Perhaps what we really need to do is to encourage Dr. Visvanathan to develop a risk/benefit model "à la Gail," with which we can integrate all the risks and benefits of anastrozole vs tamoxifen to make a good decision for each patient. Certainly, the cases outlined by Visvanathan and Davidson-ie, history of thromboembolism or use of tamoxifen or raloxifene(Drug information on raloxifene) (Evista) in the preventive setting-are "slam dunks" for the use of anastrozole. For most patients, however, the choice is less obvious. (Does the patient have an intact uterus? A family history of thromboembolism? A history of a transient ischemic attack?) In addition, what about patients who have difficulty affording the extra cost of anastrozole- when do we tell them the extra cost is not worth it and to save their cash?

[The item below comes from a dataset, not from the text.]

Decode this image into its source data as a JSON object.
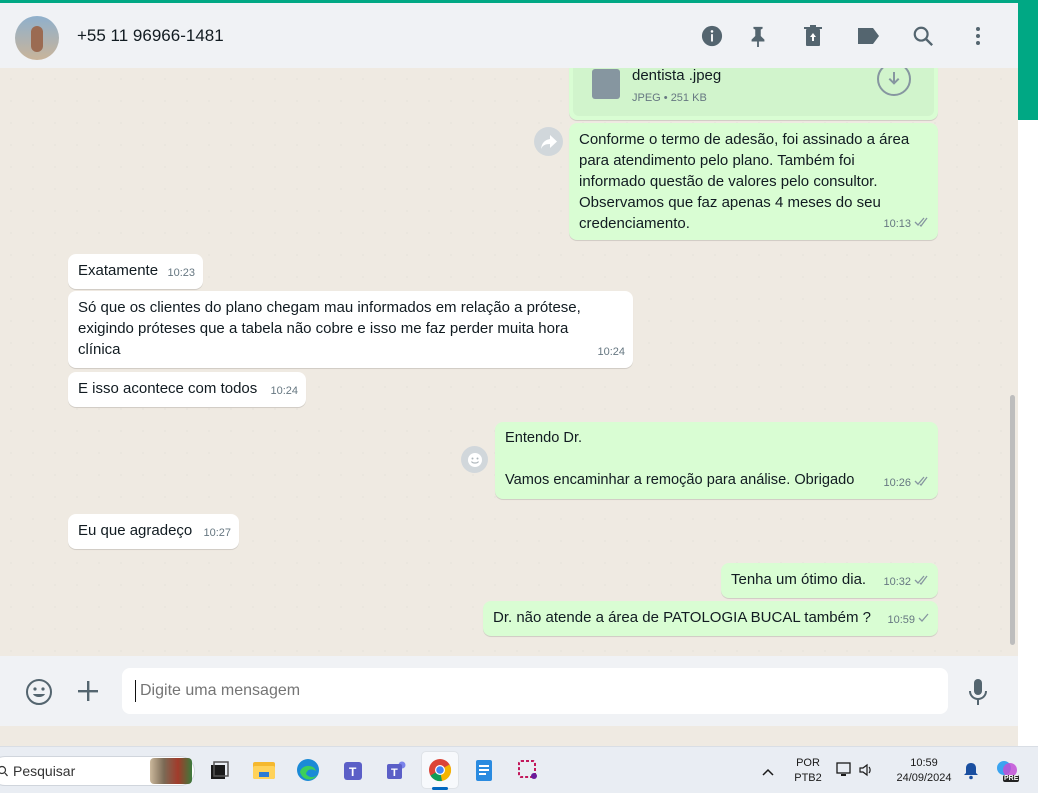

A final consideration in this risk/ benefit analysis is the interesting possibility that HER1- and/or HER2-positive tumors are better treated with estrogen deprivation than with tamoxifen because HER1/2 signaling promotes the agonist effects of tamoxifen.[ 2] This hypothesis is now under intense investigation, and tissue blocks are being collected to examine HER1/2 status as a predictive biomarker in the ATAC trial. Although HER1 and HER2 are certainly of interest to us, the bigger issue concerns the general nature of resistance to endocrine therapy.
One does not have to be a breast oncologist long to realize that unraveling this problem is one of the key questions in breast cancer research. A new generation of trials is addressing this issue with HER1/2 kinase inhibitors, cyclooxygenase-2 (COX2) inhibitors, farnesyl transferase inhibitors, and mammalian target of rapamycin (mTOR) inhibitors. These signal transduction modulators all show promise as agents that might augment or prolong the response to endocrine intervention.